2
votes

I want to know how transient variables are available on the workers. For example:- A map task command is sent from the driver to an executor by serializing the MapFunction object. The executor deserializes the command, and executes it on a partition. Now if in that mapFunction i use a transient variable, how is it available on the workers, as it is not serialized and sent to the workers.
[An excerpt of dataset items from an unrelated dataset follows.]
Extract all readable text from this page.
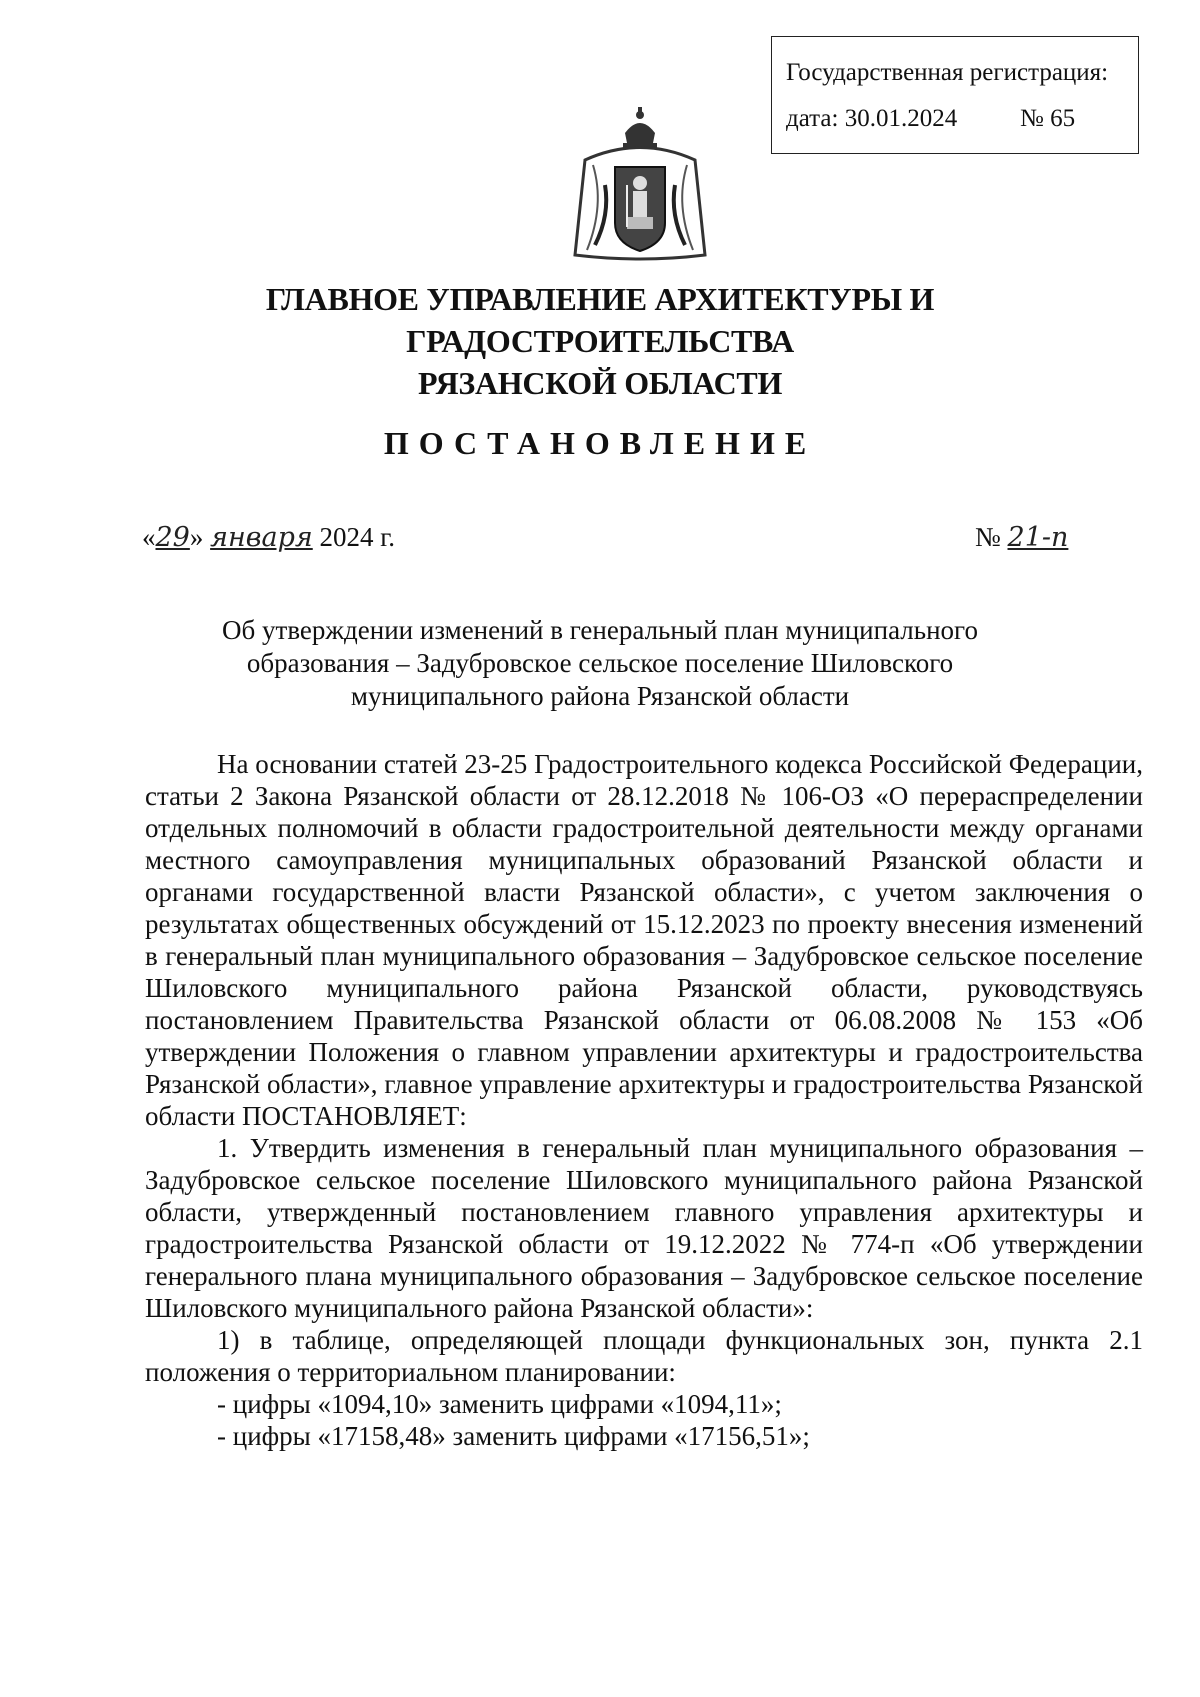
Государственная регистрация:
дата: 30.01.2024	№ 65
ГЛАВНОЕ УПРАВЛЕНИЕ АРХИТЕКТУРЫ И ГРАДОСТРОИТЕЛЬСТВА
РЯЗАНСКОЙ ОБЛАСТИ
ПОСТАНОВЛЕНИЕ
«29» января 2024 г.	№ 21-п
Об утверждении изменений в генеральный план муниципального
образования – Задубровское сельское поселение Шиловского
муниципального района Рязанской области

На основании статей 23-25 Градостроительного кодекса Российской Федерации, статьи 2 Закона Рязанской области от 28.12.2018 № 106-ОЗ «О перераспределении отдельных полномочий в области градостроительной деятельности между органами местного самоуправления муниципальных образований Рязанской области и органами государственной власти Рязанской области», с учетом заключения о результатах общественных обсуждений от 15.12.2023 по проекту внесения изменений в генеральный план муниципального образования – Задубровское сельское поселение Шиловского муниципального района Рязанской области, руководствуясь постановлением Правительства Рязанской области от 06.08.2008 № 153 «Об утверждении Положения о главном управлении архитектуры и градостроительства Рязанской области», главное управление архитектуры и градостроительства Рязанской области ПОСТАНОВЛЯЕТ:

1. Утвердить изменения в генеральный план муниципального образования – Задубровское сельское поселение Шиловского муниципального района Рязанской области, утвержденный постановлением главного управления архитектуры и градостроительства Рязанской области от 19.12.2022 № 774-п «Об утверждении генерального плана муниципального образования – Задубровское сельское поселение Шиловского муниципального района Рязанской области»:

1) в таблице, определяющей площади функциональных зон, пункта 2.1 положения о территориальном планировании:

- цифры «1094,10» заменить цифрами «1094,11»;

- цифры «17158,48» заменить цифрами «17156,51»;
Also in the example of following link https://www.mapr.com/blog/how-log-apache-spark

Example:

Class Test{

transient static SparkSession sparkSession;

public static void main(String[] args){


    sparkSession = //Initialize SparkSession

    Dataset<Row> dataset = sparkSession.read().csv("A.csv");

    dataset.createOrReplaceTempView("TEMP_TABLE");

    Dataset<Row> dataset2 = sparkSession.sql("SELECT * FROM TEMP_TABLE");

    Dataset<String> stringDataset = dataset2.map((MapFuction<Row,String>) (row)->{

                        Dataset<Row> tempDataset = sparkSession.sql("SELECT NAME FROM TEMP_TABLE WHERE ID='" + row.getString(0) + "'");

                        String temp = tempDataset.first().getString(0);

                        return temp;
                    },Encoders.STRING());

    stringDataset.show();       
}
}

In above example how was sparkSession resolved on workers, as it was created on driver and while sending the closure to workers sparkSession was not sent as it was not serialized so shouldn't it be null on workers but it was not. Why?

As sparkSession is a static variable so it is stored in the class definition, so when that closure is sent to the workers, Is the Test class definition also sent to the workers with the serialized closure ?

1
Show the exact code you use please. - user6022341
What else do you need in the code? - Kiba
Something that can be complied? For example I think sparkSession has to be static. - user6022341
oh sorry yes it is static, i just gave a sample code. What I want to know is how transient variables are available on the workers.I just wrote an example program of transient variables by looking on net. - Kiba
please see the example link in the question - Kiba

1 Answers

1
votes

I am not sure how lambdas are serialized, but the lambda you created certainly has the reference to the value of sparkSession. Anything used inside a lambda becomes part of it.